Revelations on Roadrunner’s Retirement
Earlier this week we reported on the decommissioning of the Roadrunner supercomputer at Los Alamos National Laboratory, which was being shuttered following a stint of fame as the first system to break the petascale barrier back in 2008.
According to Paul Henning from the computational physics division at Los Alamos, Roadrunner’s checkout made big news, but the end of the line for the super was well-planned, if not right on schedule.
The system served its purpose chewing a bevy of mostly classified and some key civilian code. However, in the end, the combination of a finite contract, an extinct chip, the cost of crumpling up code to fit into IBM’s Cell, and the promise of swifter, more efficient technologies were main factors in the planned clipped lifecycle of the petaflop pioneer.
“Rather than think of these machines as physical entities, we think of them as projects,” he explained. “At the beginning of the Roadrunner acquisition we laid out a project lifetime for this—and that lifetime considered a number of things, including the cost of maintenance, power, vendor and licensing contracts, and how we would upgrade the system.”
Henning detailed that the support contract with IBM was up and since they don’t even produce the core of the machine’s architecture, the Cell, the question of even scrounging up some spare parts would have presented a rather tricky issue. The retirement party had been planned years ago anyway, but there are some meaty learning opportunities to glean from the scrap metal.
When any system at the lab is shuttered, the autopsy, which looks at everything from the integrity of the memory and OS to the more nuts and bolts physical properties, is performed. A key finding of the post-mortem revolves around the condition of the boxes after five years of heat, wear and tear—it’s here where the materials analysis begins. It’s given the renowned materials science team at the center an insider’s view into the real stress on systems after high-yield, high-heat production—and from what we read between the lines, these boxes are maxed out.
Then again, there were never any plans to build the system out to new glory ala the Jaguar to Titan transformation. Anyway, even if the hardware wasn’t on its last, weak leg, considering they’d have to retrofit the entire system since IBM would return a 404 on their build-out needs, it makes sense that they’d want to rip…and of course, replace.

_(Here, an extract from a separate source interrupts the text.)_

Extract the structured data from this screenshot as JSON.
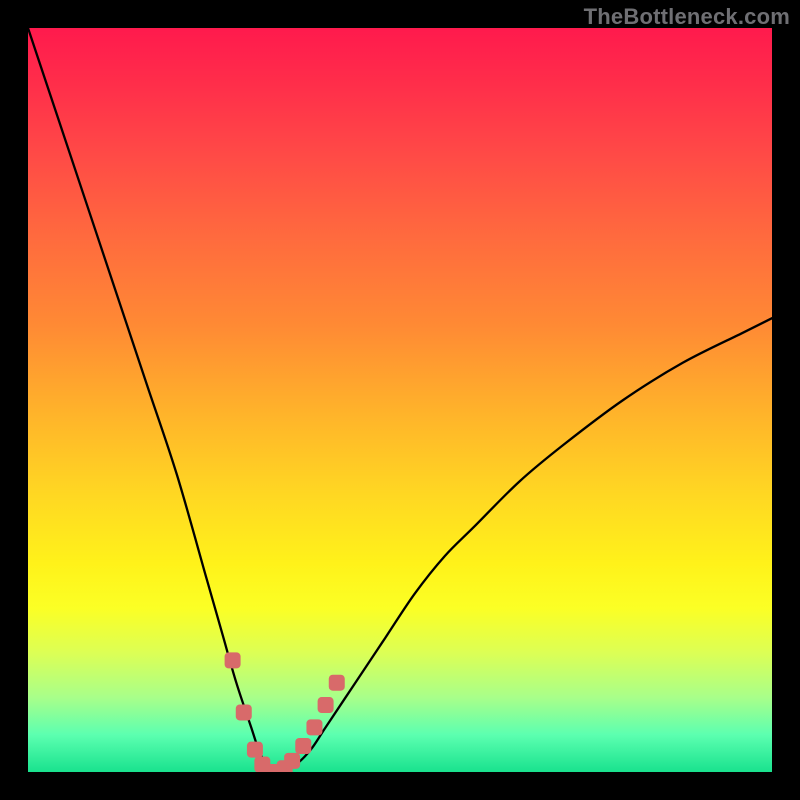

Currently, Los Alamos has sent its applications on a redirect course to the smaller, slightly more efficient and roughly performance-equivalent Cielo system, which is housed in the same space as the now-defunct Roadrunner. Henning said the developer-friendly architecture saves time and money on code retooling, ostensibly while they try to fit something new into their environment.
And so here is where things get interesting. Because we can speculate on what Los Alamos might dream up to fill the 6,000 square foot gap left behind. That’s a pretty large spate of empty space for any upstart system to settle into. Titan’s sprawl is right under 5,000 square feet and a lot of flops have fit in less than that.
There are a few hints at what might sit on the charred spot Roadrunner once occupied post-ripdown. However, it’s worth noting that a quick perusal of the NNSA’s procurement plans for the next year include something on the order of a $50 million to (yes) one billion dollar project, which is currently accepting proposals. And it’s kind of hard to imagine what else would be filed under tech procurements to that monetary tune. If any of you know anything about this, that comments section down there looks awfully empty….(hint, hint).
All speculation aside, it looks like we’ll find out soon enough—probably later this year—just what will turn off that vacancy sign at the lab. Until then, the Roadrunner story serves as a reminder about how quickly the tides of this type of tech shift and leave superhero machines drifting into forgotten waters.
When national labs and large HPC sites sit down to spill ink on new system designs, they’re hedging their bets on what future technologies will look like. It’s rare, unless folks are on a TACC/Stampede-like course to go from ground to super in a tick over a year, to know what innovations on the architecture, efficiency or acceleration front will yield big price-performance dividends. So at the time that Los Alamos set about architecting Roadrunner based on the very unique Cell approach, they were placing their bets on the future of that technology.
Since that development cycle, the rise of GPU acceleration, the introduction of the promising Phi, and some efficiency tweaks on the software side have rendered some of what made Roadrunner shine seem rather date. It’s now possible to get more compute power in a smaller power envelope…and with a lot less in the way of programming hassle, as well, notes Henning. However, for the NNSA and Los Alamos, whatever the clandestine code was they cooked around the Cell, it must have been worth the effort on the retooling side.
Although the story of the Roadrunner being forced into retirement found its way into a number of mainstream tech media stories over the course of the week, this is a pretty standard order of operations for large HPC centers, especially national labs. Henning stressed that the shutdown of the once-famous system is not unlike the series of other supers they’ve shuttered in succession at the center. They build a plan for acquisition, see a machine run its course, learn from it post-mortem and shuttle it off in parts to make way for something fresh.